Breastfeeding or formula should be continued and your baby should be offered a variety of foods. Most children need three or four feedings a day. Provide regular meal times and offer table foods, such as potatoes, soft carrots, peas, noodles, and fruits. Avoid possible chokers=nuts, hard candy, chewing gum, hard raw fruits and vegetables. Also avoid honey, even if it is cooked. Infants can generally feed themselves and should be encouraged to drink from a cup. Our goal is to wean the infants from bottles by 12- 15 months. All exclusively breastfed infants (or infants receiving less than 32 ounces of formula each day) should have a vitamin D and iron supplement. We recommend POLYVISOL with Iron 1 ml orally each day. Pick up your child’s vitamin drops at InstyMeds right here in our office.

Increasing diversity of foods leads to variation in stooling patterns. In many cases, constipation can be relieved by dietary changes, such as increases in fruits and vegetables, especially prunes, plums, apricots.

  • Always put the baby in a car seat while driving!
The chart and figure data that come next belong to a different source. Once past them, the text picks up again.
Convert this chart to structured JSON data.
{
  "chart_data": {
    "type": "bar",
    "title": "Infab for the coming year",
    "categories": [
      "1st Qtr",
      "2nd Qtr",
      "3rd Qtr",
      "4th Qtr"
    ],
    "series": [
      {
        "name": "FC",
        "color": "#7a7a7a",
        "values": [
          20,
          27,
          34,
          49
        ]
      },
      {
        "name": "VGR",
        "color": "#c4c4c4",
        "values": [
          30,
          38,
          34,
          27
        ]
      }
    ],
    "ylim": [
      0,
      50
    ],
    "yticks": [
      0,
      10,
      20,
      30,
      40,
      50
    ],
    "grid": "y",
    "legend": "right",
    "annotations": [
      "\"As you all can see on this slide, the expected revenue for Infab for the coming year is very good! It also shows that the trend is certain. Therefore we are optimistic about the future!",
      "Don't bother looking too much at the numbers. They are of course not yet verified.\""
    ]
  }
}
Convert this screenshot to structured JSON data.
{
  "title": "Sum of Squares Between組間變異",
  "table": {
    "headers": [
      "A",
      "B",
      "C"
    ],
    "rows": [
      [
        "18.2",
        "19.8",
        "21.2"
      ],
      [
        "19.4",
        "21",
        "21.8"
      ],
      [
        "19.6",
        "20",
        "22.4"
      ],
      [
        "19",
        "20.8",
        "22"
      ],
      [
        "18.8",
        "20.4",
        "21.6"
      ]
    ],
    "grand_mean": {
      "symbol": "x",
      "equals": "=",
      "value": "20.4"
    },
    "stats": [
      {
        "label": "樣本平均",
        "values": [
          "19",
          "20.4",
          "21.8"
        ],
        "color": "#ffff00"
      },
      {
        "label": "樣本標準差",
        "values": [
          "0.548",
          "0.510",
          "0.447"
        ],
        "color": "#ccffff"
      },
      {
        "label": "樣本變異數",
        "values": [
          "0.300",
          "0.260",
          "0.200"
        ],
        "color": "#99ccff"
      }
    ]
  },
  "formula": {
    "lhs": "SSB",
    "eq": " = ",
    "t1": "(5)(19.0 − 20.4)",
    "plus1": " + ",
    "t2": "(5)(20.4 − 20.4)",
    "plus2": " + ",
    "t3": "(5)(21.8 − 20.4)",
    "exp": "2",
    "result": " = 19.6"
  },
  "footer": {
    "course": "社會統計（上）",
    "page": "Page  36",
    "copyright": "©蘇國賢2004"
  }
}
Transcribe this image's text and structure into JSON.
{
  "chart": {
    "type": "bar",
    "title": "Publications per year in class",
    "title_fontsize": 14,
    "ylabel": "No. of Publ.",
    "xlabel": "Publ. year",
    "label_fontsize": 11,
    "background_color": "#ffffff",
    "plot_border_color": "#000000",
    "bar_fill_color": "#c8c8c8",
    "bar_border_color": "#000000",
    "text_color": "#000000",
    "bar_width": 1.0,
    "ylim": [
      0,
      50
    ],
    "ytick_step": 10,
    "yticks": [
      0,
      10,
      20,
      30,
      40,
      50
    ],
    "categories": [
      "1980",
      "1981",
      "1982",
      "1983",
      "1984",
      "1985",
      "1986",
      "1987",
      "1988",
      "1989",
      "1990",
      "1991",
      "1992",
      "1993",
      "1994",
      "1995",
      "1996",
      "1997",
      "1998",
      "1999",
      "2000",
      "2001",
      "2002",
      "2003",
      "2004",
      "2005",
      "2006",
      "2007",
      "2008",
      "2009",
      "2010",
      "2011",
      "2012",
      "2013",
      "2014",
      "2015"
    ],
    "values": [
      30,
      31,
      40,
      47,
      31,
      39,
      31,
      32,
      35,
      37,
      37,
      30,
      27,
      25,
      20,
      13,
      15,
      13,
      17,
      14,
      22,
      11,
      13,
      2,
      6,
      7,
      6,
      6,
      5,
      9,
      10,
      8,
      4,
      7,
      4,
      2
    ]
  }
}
You may need to upgrade to a toddler car restraint if your baby weighs more than 20 lbs, however we always encourage that your child should be in a rear facing car seat until the age of 2. Additionally, the AAP recommends to keep children backwards until two years of age.
  • It’s time to safety-proof your home. Use gates on the stairs and install safety devices on windows and screens. Keep heavy and hot containers out of reach. As children pull themselves up onto furniture, they may accidentally pull down tablecloths. Lock up all poisons, medicines and sharp objects. Plug up your electrical sockets and tie up the extension cords. Tie up the cords for all Venetian blinds.
  • Always bathe infants in very shallow water, and never leave a child unattended near water.
  • Avoid foods that the child will choke on: nuts, hot dogs, frozen peas, popcorn, raw carrots or celery.
  • Call the Poison Control Center if you suspect your child ate a poison: 800-222-1222.
  • All guns should be locked up with the ammunition stored in a separate location.
  • Sunscreen, SPF 30 or higher, should be applied every day that you have sun exposure.


You can continue to stimulate language development by “narrating your life” and imitating the baby’s sounds. Continue to read to your child daily. Many infants cry when parents leave their presence. This is normal and does not reflect that they are spoiled. Short parent-child separations typically are helpful in teaching the infants that when the parents go away they also come back. Distraction and diversion can be successful discipline measures at this age. It is easier to change the environment than the child’s behavior.

Sibling rivalry may intensify at this age when the infant begins to crawl and gain access to the toys and spaces of his or her siblings. Try and balance your older child’s need for privacy and protecting the infant from the older sibling’s anger.

(Please see the CDC website for the Vaccine Information Sheet )


Hemoglobin – This test is a measure of anemia and is performed through a minimally invasive finger stick. Despite eating some iron-fortified foods, approximately 10% of infants become anemic and are in need of more iron.
Lead – This test conducted through a minimally invasive finger stick. It is a measure of a child’s lead exposure in pipes, soil, and other environmental exposures.

NEXT VISIT: Your baby’s next routine visit is at 12 months of age.